Las catacumbas romanas, laberintos de pasillos y escaleras en los que la roca excavada sirvió de sepulcro a tantos restos humanos, fueron abandonadas como lugar de enterramiento  y olvidadas en gran parte, hasta su redescubrimiento en 1578. 

 El redescubrimiento coincidió con la fase inicial de la Contrarreforma y Concilio de Trento, compuesto para formular una respuesta católica ante la Reforma protestante. Una de las principales preocupaciones del concilio era la reafirmación del poder de las reliquias frente a los ataques de sus detractores, y los restos hallados en las catacumbas se convirtieron en la solución a este problema. 

 


Los líderes de la Iglesia Católica quisieron ver en los restos hallados, que datan de los siglos II al C d.C., a cualquier santo o mártir de los primeros cristianos y por tanto fueron calificados como sagrados y bautizados como reliquias, que se convirtieron en la tan ansiada herramienta que reafirmaría su poder.  En realidad aquellos huesos podían haber pertenecido a cualquiera, cristianos o paganos, ya que eran casi imposibles de identificar. 

Los secretarios del Papa fueron encargados con la tarea de identificar y autentificar aquellas posibles reliquias, sin embargo los requisitos para la autentificación eran poco estrictos. Bastaba una marca en la

palma de la mano o un rastro de sangre seca para que se considerase a un cadáver como mártir cristiano. Muy engorrosa y desacertada fue también la identificación individual de los personajes santos, que recayó en los "clérigos psíquicos". El problema de este método es que muy a menudo daba resultados inverosímiles como Constatino el Grande que murió cerca del Golfo de Izmir, en Turquía y fue enterrado en Constantinopla, lo cual hace imposible que fuese encontrado en la catacumba romana. También muchos de estos restos eran identificados como los huesos de alguien que se suponía ya estaba en posesión de la Iglesia, como San francisco, quien parecía estar al mismo tiempo en la Iglesia de San Nicolás en Suiza y en las catacumbas romanas, o San Deodatus quien descansaba en una Iglesia alemana, al mismo tiempo que en Roma. 

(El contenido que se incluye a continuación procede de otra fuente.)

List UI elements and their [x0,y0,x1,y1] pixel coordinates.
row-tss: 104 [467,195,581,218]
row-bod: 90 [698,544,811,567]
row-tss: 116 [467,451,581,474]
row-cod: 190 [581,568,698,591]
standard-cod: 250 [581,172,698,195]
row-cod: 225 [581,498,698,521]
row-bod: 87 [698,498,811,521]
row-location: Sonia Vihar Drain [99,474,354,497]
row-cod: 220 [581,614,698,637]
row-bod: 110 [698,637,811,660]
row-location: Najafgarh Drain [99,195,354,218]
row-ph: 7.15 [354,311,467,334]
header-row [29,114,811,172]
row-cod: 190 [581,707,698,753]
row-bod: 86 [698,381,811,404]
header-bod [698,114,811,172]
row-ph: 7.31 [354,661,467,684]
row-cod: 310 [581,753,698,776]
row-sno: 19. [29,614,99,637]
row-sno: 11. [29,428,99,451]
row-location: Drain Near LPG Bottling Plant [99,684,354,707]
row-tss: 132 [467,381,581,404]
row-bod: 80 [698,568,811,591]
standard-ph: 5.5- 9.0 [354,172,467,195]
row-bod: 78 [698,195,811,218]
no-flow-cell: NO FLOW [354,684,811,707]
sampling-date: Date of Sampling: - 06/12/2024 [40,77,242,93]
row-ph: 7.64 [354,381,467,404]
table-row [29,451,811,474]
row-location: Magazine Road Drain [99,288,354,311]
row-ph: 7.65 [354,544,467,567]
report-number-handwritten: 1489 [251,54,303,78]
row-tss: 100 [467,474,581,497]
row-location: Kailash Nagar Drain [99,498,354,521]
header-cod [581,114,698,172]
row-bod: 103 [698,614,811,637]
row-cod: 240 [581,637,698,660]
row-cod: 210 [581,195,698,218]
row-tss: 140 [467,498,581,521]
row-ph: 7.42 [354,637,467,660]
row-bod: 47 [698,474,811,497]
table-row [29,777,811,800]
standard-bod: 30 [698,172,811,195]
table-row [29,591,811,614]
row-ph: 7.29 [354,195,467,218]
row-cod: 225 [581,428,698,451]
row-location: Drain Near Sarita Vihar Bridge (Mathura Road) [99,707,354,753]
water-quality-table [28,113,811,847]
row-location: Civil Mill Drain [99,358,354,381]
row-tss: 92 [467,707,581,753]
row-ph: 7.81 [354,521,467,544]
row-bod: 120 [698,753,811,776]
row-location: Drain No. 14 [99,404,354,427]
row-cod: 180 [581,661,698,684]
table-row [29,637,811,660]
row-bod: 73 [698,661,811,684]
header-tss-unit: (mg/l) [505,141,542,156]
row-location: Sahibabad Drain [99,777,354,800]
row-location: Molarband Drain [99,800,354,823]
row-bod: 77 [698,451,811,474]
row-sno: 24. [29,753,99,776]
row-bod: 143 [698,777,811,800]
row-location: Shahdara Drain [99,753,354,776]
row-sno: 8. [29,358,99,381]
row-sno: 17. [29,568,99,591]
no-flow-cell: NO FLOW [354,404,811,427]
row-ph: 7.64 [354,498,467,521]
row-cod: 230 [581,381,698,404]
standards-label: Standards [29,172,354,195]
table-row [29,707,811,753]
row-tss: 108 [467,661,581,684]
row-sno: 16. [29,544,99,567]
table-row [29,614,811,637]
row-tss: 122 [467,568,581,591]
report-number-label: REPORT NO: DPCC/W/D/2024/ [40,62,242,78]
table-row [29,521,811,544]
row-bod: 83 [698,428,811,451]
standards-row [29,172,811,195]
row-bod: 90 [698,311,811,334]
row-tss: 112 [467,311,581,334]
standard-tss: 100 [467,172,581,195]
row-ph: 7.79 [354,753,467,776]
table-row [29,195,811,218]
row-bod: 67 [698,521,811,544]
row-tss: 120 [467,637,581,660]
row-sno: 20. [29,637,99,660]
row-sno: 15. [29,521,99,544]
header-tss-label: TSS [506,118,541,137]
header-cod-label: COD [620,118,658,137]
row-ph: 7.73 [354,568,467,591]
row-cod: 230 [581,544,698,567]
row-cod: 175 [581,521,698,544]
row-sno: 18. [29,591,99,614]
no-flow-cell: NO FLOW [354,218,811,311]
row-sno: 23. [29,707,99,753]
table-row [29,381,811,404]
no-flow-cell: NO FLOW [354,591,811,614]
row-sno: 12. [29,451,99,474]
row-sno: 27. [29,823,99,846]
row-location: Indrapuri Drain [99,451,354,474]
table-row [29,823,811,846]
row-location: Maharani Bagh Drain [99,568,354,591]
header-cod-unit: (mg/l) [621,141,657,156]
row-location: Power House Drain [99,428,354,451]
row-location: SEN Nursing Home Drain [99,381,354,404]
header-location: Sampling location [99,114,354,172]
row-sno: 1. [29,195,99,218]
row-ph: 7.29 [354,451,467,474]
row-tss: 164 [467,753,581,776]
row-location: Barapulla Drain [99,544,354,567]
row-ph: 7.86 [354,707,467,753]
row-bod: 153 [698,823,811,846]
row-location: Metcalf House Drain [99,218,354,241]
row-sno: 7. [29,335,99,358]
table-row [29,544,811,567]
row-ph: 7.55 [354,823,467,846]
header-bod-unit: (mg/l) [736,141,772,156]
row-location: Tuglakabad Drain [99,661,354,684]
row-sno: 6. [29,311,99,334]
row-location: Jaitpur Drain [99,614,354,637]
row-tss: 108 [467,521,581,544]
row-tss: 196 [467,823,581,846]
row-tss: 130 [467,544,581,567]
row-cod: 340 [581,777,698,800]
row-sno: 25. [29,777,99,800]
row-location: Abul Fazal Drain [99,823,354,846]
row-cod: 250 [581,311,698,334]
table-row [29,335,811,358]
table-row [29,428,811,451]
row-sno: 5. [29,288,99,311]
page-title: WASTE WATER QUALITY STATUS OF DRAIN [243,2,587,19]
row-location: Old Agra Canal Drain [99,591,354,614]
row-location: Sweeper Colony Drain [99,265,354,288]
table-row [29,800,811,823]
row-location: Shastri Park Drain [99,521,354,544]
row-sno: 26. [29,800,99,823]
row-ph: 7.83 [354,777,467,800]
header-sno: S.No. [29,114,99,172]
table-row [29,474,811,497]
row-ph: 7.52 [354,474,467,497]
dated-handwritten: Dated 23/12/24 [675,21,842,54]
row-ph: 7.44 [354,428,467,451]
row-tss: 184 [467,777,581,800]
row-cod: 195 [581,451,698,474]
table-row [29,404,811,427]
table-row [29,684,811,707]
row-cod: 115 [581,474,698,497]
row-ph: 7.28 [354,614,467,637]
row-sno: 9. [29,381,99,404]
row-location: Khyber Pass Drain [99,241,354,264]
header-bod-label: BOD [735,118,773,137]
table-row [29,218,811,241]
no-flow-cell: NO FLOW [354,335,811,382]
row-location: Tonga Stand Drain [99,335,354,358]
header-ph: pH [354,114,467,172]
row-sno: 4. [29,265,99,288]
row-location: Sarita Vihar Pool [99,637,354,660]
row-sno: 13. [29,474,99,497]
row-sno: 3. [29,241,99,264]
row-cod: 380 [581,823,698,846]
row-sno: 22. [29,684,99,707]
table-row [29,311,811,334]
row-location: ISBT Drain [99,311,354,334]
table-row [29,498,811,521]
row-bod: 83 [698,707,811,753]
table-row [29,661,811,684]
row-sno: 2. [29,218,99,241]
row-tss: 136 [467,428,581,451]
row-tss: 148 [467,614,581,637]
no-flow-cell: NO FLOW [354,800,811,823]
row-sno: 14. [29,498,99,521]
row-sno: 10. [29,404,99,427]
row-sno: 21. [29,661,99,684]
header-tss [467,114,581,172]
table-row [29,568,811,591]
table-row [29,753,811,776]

 El redescubrimiento de 1578 desató una ola de fervor religioso incontenible, los restos atribuidos a mártires y santos fueron decorados con incrustaciones de oro y joyas y luego expuestos en los lujosos santuarios de Europa para que todos fuesen testigos de la gloria que le esperaba a los seguidores de la Iglesia al morir. Pero a principios del siglo XIX todo cambió. La autenticidad de las reliquias fue cuestionada y se convirtieron en una vergüenza para la Iglesia, por lo que cayeron de su lugar privilegiado de la historia y acabaron retiradas de la vista o destruidas. 

 Las gemas fueron brutalmente arrancadas de los cuerpos y los huesos desechados o enterrados en tumbas anónimas. Algunos sobrevivieron, ocultos en unidades de almacenaje, colecciones privadas o museos, incluso escondidos en cajas dentro de pequeñas parroquias, sin que ni siquiera la Iglesia tuviese conocimiento del paradero de alguno de estos "Santos de las catacumbas".